Temps clair, la verdure coule dans le lac
Tant de haine, le sang suinte vers le lac.
Viens, je vais te présenter mes amis,
Maîtres de céans des arts endormis :
Nos chers Lords de nos espoirs disparus,
Les amis des ténèbres, Marcabru.
-Comment te remercier ? Femme à éprendre. »
Sourire, victoire, par amour se perdre,
Incursion vers cette étoile si brève.
Les Lords, soucieux mais ravis, se lèvent :
« -Frère toi qui viens d’en bas, qui es-tu ?
-Je ne suis qu’un poète, Marcabru.
-Le poète est fait pour cracher des vers
Qui n’intéresse que le temps l’éther.
Non Marcabru, ne tourne pas les yeux !
Suis-nous dans le royaume de nos Cieux :
Regarde le gouffre de ta solitude
De ton cœur puant la décrépitude
De ta vie de tes peurs ôte ce voile !
Regarde là-haut, dans le ciel cette étoile,
Ton art vaincu cette lueur allume
-Mais dans votre ciel je ne vois que brume !
Que le ciel noir. Vous n’êtes que des spectres !
-Oui, ton étoile est un gouffre de l’être,
De souffrances de puissances du mal
Obscures et muettes, ordre fatal.
Marcabru, tu n’es qu’une étoile noire,
Ta poésie est ta lumière, ton phare
Malgré sa puissance, elle n’est qu’un enclos,
Les hommes ne sauront l’apercevoir.
Ils ne verront que les mots pas les maux.
Malgré son aura elle ne brille pas. »
Marcabru veut partir briser sa foi.
« Reste. »

IV – LA LÉGENDE DE MARCABRU

La gardienne des plaines, regard blafard,
Montre à Marcabru le gouffre de l’art.
Liaison sculptée dans leurs cauchemars
Les écueils aux cœurs impénétrables
Se déchirent de passions et de larmes,
Révolté envoûté l’amour sans armes.

Mais le malheur frappe son bel amant.
En enfer, du drame coule le sang
De la sylphide rayonnante envie
Ingénue encline à la mélancolie.
A l’ombre des fleurs tristes de son corps
Ô jamais rien ne ternira sa mort !
Marcabru, échos crispés égéries
D’une passion mystérieuse et unique,
Chante pleure sa passion perdue
Cri et enfouit sa femme disparue :
« Blanche et rayonnante aura des Cieux
Flotte à jamais son teint délicieux
Son regard perdu, furtif et futile,
Eclat soyeux d’un amour inutile. »

Brumes pesantes, sept années à souffrir
De ce chagrin éclatant se languir
Marcabru chante et pleure son gouffre
Embrassant en douceur son cœur de soufre.
Notre chanteur les Lords et la sylphide
-Un spectre brûlant aux douceurs livides-
Se rassemblent pour pleurer sur son sort.
Sur son autel ne pensez à personne !
Sanctuaire de son plaisir vaincu
Nouvelles chansons les Lords sont émus.
Nature grandiose et femme confuse
Depuis longtemps emportée par les flots
Des déchirements de l’âme et des mots :
« Poète, le bonheur ignore à jamais
Ta voie, celle où tu expies tes péchés. »

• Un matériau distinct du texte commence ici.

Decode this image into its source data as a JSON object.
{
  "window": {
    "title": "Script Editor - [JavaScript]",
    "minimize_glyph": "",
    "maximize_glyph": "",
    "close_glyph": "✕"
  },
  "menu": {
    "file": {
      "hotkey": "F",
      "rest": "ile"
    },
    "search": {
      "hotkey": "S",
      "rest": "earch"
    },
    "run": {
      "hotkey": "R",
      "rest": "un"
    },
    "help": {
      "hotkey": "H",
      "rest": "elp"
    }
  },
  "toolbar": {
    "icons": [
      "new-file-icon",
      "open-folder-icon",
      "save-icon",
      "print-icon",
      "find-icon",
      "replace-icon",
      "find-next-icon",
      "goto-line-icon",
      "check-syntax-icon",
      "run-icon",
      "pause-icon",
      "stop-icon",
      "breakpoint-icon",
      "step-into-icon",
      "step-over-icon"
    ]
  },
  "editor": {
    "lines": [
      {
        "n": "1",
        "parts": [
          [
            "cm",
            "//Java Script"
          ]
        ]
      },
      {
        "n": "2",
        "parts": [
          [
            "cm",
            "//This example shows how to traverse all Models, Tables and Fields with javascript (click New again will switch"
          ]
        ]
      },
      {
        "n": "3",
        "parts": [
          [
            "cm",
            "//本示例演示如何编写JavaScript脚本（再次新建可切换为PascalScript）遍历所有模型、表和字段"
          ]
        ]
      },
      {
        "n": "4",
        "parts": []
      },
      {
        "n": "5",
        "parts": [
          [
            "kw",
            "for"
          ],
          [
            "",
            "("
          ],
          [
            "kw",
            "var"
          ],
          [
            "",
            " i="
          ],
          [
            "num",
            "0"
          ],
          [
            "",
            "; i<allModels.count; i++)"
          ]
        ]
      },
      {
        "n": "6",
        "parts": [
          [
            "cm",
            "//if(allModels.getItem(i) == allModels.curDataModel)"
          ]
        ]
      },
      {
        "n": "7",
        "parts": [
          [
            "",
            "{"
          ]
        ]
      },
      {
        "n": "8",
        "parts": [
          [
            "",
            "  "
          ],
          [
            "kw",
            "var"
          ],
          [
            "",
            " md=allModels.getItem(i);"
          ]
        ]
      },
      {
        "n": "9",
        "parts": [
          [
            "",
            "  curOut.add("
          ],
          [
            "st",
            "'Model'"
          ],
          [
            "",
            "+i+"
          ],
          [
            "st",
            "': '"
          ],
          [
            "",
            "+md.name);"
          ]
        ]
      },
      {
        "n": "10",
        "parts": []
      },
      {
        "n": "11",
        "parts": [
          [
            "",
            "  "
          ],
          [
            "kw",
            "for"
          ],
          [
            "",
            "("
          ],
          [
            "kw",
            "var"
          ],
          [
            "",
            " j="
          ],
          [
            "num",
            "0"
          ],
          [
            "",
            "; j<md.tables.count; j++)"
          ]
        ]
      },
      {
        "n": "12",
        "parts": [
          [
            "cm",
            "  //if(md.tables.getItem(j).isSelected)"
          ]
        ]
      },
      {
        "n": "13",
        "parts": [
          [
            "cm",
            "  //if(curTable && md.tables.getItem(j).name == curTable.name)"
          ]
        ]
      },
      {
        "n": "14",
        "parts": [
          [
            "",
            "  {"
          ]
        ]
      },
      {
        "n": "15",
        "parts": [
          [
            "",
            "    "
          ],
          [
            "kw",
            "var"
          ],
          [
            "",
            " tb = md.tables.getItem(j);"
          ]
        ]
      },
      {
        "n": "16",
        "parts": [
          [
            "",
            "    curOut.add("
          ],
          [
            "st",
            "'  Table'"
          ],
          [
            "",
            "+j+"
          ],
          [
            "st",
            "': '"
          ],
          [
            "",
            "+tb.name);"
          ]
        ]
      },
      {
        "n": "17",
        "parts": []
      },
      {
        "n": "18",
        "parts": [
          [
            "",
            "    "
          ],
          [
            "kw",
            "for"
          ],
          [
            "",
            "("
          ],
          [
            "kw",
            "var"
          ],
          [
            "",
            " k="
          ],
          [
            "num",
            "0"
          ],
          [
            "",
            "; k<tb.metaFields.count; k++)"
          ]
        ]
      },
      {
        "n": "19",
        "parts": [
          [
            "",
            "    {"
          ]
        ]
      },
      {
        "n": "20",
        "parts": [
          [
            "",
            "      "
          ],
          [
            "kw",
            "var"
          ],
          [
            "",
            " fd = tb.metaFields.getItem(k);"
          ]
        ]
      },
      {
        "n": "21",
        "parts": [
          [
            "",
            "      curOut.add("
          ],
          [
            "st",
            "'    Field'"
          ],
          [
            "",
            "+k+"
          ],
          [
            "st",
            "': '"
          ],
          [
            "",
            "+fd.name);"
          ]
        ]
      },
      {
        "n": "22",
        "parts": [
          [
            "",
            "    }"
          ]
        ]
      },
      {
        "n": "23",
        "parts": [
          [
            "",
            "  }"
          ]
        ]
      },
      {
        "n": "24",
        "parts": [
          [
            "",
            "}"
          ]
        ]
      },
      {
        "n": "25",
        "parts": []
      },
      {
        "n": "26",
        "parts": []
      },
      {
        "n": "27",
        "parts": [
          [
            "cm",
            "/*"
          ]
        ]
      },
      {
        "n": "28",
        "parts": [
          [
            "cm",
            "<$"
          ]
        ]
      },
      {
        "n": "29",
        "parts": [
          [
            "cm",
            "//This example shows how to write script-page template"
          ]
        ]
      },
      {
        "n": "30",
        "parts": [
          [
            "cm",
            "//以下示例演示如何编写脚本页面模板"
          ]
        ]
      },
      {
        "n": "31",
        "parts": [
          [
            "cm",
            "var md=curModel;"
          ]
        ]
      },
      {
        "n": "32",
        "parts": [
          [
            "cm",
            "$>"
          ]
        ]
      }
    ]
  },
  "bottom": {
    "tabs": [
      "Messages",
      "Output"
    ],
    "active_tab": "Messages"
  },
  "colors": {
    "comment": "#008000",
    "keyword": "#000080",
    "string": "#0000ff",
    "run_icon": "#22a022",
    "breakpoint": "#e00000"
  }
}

Terreur des âmes le lac se déchaîne
Déracine les ténèbres, la haine
Figé le gouffre, torpeur de son amour.
Surgissant l’infini solitude
Du poète est née, l’ultime vertu.
Ce jour-là, Marcabru fut emporté
Par le lac, moins hideux que le sacré.
De profundis. A Dieu le damné !

« Ainsi naquit la légende parfaite :
Depuis sa mort solitaire, tous les siècles
Le bouillant poète ressuscité
A la surface du lac vient crever.
Un souffle alors glisse dans l’univers,
Dans l’aurore à la vitesse de l’éclair
Abat son horrible malédiction,
Les fleurs de son effroyable vision
Sur la frêle innocence adolescence
Des poètes aux perspectives enivrantes :
Pour la vie les arômes littéraires
S’abattent, souffrances atroces, en enfer. »

Psalmodiant en douleur cette chanson,
Les Lords disparaissent à l’horizon.